Luis Nunes Vicente


Luis Nunes Vicente is an applied mathematician and optimizer who is known for his research work in Continuous Optimization and particularly in Derivative-Free Optimization. He is the Timothy J. Wilmott '80 Endowed Chair Professor and Department Chair of the Department of Industrial and Systems Engineering of Lehigh University.

Education

Luis Nunes Vicente was born in Coimbra, Portugal.

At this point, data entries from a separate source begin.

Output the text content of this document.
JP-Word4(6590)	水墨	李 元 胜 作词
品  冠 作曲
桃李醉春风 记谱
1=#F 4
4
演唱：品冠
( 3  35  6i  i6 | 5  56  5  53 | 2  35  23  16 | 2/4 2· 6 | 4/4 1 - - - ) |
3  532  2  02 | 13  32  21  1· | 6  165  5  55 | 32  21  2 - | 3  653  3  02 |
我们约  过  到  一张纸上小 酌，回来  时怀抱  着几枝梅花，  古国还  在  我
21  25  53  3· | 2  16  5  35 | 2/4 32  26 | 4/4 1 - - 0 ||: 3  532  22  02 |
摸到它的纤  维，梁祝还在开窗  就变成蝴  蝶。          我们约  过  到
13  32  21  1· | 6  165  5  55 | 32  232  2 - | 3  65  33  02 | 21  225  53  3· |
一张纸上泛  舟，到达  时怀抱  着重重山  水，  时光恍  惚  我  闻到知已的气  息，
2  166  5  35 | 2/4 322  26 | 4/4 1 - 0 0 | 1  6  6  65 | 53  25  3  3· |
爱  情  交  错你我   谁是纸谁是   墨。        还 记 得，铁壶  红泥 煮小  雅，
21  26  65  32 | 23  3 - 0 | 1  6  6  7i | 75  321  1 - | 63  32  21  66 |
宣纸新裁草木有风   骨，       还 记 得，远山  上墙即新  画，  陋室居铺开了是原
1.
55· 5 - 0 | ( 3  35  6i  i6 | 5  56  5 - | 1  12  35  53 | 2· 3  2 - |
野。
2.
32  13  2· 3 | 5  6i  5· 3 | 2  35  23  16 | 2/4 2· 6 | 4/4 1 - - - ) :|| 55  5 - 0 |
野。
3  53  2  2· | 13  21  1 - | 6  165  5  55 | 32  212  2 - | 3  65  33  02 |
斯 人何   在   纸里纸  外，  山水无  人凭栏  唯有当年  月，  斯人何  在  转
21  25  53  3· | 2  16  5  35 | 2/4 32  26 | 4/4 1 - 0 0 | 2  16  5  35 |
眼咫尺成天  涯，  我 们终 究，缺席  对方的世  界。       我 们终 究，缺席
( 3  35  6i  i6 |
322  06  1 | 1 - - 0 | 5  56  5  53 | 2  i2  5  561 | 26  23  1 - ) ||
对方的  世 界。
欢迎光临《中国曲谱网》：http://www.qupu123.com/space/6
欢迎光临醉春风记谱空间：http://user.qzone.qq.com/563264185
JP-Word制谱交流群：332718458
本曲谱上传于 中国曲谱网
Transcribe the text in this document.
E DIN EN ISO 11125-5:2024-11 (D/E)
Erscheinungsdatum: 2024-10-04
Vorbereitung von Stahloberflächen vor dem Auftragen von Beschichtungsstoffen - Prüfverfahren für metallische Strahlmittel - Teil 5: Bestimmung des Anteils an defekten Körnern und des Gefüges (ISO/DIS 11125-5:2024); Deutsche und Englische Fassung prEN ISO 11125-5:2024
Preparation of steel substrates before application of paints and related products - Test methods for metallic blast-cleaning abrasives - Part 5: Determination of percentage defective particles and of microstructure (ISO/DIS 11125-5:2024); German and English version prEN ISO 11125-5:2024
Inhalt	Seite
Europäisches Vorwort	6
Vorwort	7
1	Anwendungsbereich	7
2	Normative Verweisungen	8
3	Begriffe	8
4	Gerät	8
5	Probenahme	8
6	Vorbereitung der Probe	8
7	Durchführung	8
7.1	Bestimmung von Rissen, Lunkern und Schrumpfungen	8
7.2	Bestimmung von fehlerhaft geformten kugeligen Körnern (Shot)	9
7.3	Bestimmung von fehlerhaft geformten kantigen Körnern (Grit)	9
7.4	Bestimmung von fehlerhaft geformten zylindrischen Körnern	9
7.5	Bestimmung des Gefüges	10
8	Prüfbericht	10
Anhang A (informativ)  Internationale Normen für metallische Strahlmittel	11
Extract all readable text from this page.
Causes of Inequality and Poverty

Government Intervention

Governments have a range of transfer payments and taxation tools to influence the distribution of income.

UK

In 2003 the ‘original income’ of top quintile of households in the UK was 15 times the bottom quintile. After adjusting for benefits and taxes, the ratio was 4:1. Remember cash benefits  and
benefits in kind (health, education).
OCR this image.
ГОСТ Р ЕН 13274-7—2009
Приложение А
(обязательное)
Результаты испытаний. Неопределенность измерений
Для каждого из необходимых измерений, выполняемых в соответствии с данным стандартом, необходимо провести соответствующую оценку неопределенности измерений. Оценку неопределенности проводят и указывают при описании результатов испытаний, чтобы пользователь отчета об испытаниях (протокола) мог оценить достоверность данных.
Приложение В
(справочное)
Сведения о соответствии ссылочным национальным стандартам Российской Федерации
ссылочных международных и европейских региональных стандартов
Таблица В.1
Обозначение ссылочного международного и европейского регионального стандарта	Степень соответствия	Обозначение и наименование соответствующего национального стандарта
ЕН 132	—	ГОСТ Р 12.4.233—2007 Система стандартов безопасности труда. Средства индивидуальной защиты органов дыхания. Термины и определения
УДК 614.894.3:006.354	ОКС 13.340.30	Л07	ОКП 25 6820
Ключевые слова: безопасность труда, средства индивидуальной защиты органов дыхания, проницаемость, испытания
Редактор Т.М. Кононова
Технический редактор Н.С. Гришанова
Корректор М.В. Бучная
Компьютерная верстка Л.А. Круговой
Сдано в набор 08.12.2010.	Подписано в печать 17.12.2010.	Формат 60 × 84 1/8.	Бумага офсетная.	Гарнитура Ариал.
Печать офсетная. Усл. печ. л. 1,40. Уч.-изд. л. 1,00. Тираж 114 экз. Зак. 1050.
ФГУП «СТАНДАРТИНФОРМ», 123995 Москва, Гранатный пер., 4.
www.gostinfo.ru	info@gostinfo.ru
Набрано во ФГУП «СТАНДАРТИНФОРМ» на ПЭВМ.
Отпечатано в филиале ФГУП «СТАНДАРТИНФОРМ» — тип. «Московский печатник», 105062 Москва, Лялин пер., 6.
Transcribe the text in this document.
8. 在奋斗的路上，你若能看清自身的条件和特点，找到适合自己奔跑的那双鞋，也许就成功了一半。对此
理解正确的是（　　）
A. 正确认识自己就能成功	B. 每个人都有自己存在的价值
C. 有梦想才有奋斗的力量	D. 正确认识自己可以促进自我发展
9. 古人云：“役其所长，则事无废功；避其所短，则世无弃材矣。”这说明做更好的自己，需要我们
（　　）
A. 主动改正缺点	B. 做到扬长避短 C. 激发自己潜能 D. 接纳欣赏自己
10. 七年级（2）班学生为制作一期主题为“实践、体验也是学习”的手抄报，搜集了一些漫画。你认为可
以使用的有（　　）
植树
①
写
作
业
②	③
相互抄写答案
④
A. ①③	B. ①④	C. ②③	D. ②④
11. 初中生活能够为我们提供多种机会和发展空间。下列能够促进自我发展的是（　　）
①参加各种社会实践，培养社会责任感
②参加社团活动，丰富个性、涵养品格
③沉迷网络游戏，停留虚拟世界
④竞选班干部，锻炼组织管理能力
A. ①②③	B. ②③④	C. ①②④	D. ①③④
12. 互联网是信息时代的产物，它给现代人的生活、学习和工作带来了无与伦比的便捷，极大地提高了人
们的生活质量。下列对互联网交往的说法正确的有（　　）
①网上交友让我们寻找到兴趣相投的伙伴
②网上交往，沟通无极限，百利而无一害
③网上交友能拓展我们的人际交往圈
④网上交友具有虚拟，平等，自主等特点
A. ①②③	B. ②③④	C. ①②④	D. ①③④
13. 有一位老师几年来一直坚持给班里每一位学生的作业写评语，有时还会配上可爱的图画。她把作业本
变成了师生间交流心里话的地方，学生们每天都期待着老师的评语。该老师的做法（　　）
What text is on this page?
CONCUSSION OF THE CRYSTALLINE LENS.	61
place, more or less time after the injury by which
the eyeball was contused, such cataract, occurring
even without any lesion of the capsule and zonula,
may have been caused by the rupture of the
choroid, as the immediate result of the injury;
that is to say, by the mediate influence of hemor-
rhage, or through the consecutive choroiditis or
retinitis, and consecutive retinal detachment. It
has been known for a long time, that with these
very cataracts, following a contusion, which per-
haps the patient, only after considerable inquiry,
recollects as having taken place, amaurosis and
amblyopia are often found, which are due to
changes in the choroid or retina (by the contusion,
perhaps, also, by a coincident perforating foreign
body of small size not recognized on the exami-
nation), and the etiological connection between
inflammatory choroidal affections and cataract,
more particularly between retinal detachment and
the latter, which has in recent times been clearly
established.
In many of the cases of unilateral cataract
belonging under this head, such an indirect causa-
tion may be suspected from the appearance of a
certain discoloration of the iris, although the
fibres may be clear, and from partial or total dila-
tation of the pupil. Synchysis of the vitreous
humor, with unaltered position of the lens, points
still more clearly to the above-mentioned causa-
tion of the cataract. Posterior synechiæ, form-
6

He obtained a B.S. in Mathematics and Operations Research at the University of Coimbra in 1990. He continued his studies at Rice University, USA, earning a Ph.D. in Applied Mathematics in 1996. His Ph.D. dissertation, titled Trust-Region Interior-Point Algorithms for a Class of Nonlinear Programming Problems, was supervised by John Dennis.

Career

From 1996 to 2018, Luis Nunes Vicente was a faculty member at the Department of Mathematics of the University of Coimbra, Portugal, becoming full professor in 2009. He held several visiting positions, namely at the IBM T.J. Watson Research Center and the University of Minnesota in 2002-2003, at the Courant Institute of Mathematical Sciences, New York University and the Université Paul Verlaine of Metz in 2009-2010, and at Roma/Sapienza and Rice University in 2016-2017. He was visiting Chercheur Sénior of the Fondation de Coopération Sciences et Technologies pour l'Aéronautique et l'Espace at CERFACS and IPN Toulouse, during 2010-2015.
He has served on numerous editorial boards, including , EURO Journal on Computational Optimization, and . He was Editor-in-Chief of Portugaliae Mathematica during 2013-2018.

Book

Luis Nunes Vicente co-authored the book Introduction to Derivative-Free Optimization, MPS-SIAM Series on Optimization, SIAM, Philadelphia, 2009, with Katya Scheinberg and Andrew R. Conn.

Recognition

Luis Nunes Vicente was awarded the Lagrange Prize of SIAM and MOS for the co-authorship of the book Introduction to Derivative-Free Optimization.
With his Ph.D. dissertation, he received the Ralph Budd Thesis Award from Rice University in 1996 and was one of the three finalists of the 94-96 A. W. Tucker Prize of MOS. He is also the winner of the Lagrange Award.